Waar de ontwikkeling van Google’s zelfrijdende auto in de eerste jaren voornamelijk geheim was voor de buitenwereld, komen we nu langzaam maar zeker meer te weten over de mogelijkheden van het autonome voertuig.
Zo toonde Google een aantal weken geleden een video waarin de werking van de nieuwe auto werd gedemonstreerd en werd duidelijk dat het bedrijf hard werkt om de auto voor te bereiden op het drukke, chaotische stadsverkeer. Vorige week nodigde Google bovendien een handjevol pers uit voor een testrit waardoor er veel meer bekend werd over de ervaring van het rijden in een autonome auto.
En het werkt goed, werkelijk zó goed, dat John Markoff van The New York Times de ervaring omschrijft als ‘boring’. De werking is echter ook adembenemend volgens velen. De auto’s lijken de wegen goed te kennen en kunnen haarfijn anticiperen op verkeerssituaties zoals stoplichten, spoorwegovergangen en fietsers.
Maar hoewel de werking perfect lijkt is het niet mogelijk om een dergelijke auto op dit moment midden in, zeg, Amsterdam rond te laten rijden. Hoe is de auto dan wél in staat zelfstandig rond te rijden in Mountain View – de plek waar Google is gevestigd en waar het bedrijf 24 auto’s elke dag rond laat rijden – ? Dat is te danken aan een virtueel spoor dat Google heeft ontwikkeld speciaal voor hun zelfrijdende auto.
De truc achter Google’s succes tot nu toe is dat de auto’s niet worden gedwongen om een volledige verkeerssituatie vanaf nul te verwerken. In plaats daarvan is het team van Google iedere weg in kaart gaan brengen waarop de auto zal rijden. Hierbij gaat het echter niet om oude bestaande kaarten, zelfs niet de vrij geavanceerde kaarten van Google Maps.
Nee, de nieuwe kaarten zijn misschien het best te omschrijven als ‘ultra-precieze- digitaliseringen van de fysieke wereld.’ Niet alleen de wegen en stoplichten worden in kaart gebracht, maar werkelijk ieder detail wordt gemeten en berekend tot aan de hoogte van de stoeprand toe! De virtuele kaart gaat dus veel verder dan welke landkaart we ook kennen. Leider van het proces, Andrew Chatham vertelt:
Really, [our maps] are any geographic information that we can tell the car in advance to make its job easier. We tell it how high the traffic signals are off the ground, the exact position of the curbs, so the car knows where not to drive. We’d also include information that you can’t even see like implied speed limits.

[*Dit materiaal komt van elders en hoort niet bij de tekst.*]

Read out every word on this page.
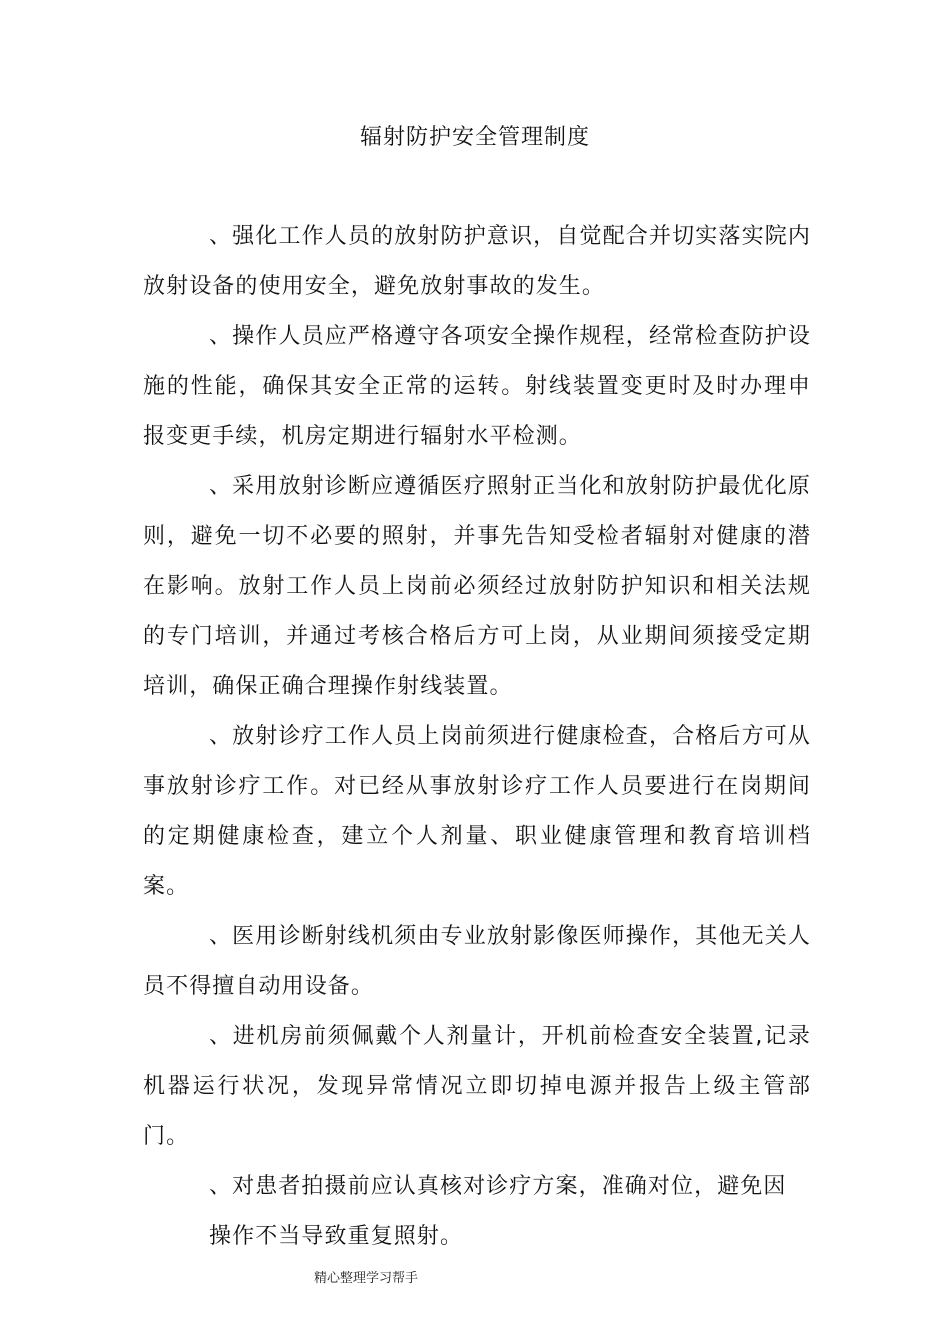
辐射防护安全管理制度

、强化工作人员的放射防护意识，自觉配合并切实落实院内放射设备的使用安全，避免放射事故的发生。

、操作人员应严格遵守各项安全操作规程，经常检查防护设施的性能，确保其安全正常的运转。射线装置变更时及时办理申报变更手续，机房定期进行辐射水平检测。

、采用放射诊断应遵循医疗照射正当化和放射防护最优化原则，避免一切不必要的照射，并事先告知受检者辐射对健康的潜在影响。放射工作人员上岗前必须经过放射防护知识和相关法规的专门培训，并通过考核合格后方可上岗，从业期间须接受定期培训，确保正确合理操作射线装置。

、放射诊疗工作人员上岗前须进行健康检查，合格后方可从事放射诊疗工作。对已经从事放射诊疗工作人员要进行在岗期间的定期健康检查，建立个人剂量、职业健康管理和教育培训档案。

、医用诊断射线机须由专业放射影像医师操作，其他无关人员不得擅自动用设备。

、进机房前须佩戴个人剂量计，开机前检查安全装置,记录机器运行状况，发现异常情况立即切掉电源并报告上级主管部门。

、对患者拍摄前应认真核对诊疗方案，准确对位，避免因
操作不当导致重复照射。

精心整理学习帮手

In feite heeft Google dus een volledig virtuele wereld gebouwd op basis van de straten van Mountain View. Door de gegevens te implementeren in het geheugen van de auto, weet de software precies wat hem staat te wachten.
Rather than having to figure out what the world looks like and what it means from scratch every time we turn on the software, we tell it what the world is expected to look like when it is empty. And then the job of the software is to figure out how the world is different from that expectation. This makes the problem a lot simpler.
Hoewel het systeem het rijden een stuk makkelijker en waarschijnlijk ook veiliger maakt zadelt Google zichzelf ook op met een enorme berg aan werk; het zal immers nog wel wat tijd en moeite gaan kosten om een virtuele infrastructuur van de héle wereld te bouwen. Maar dat is ook wel weer precies het karakter van Google: ‘do the impossible’.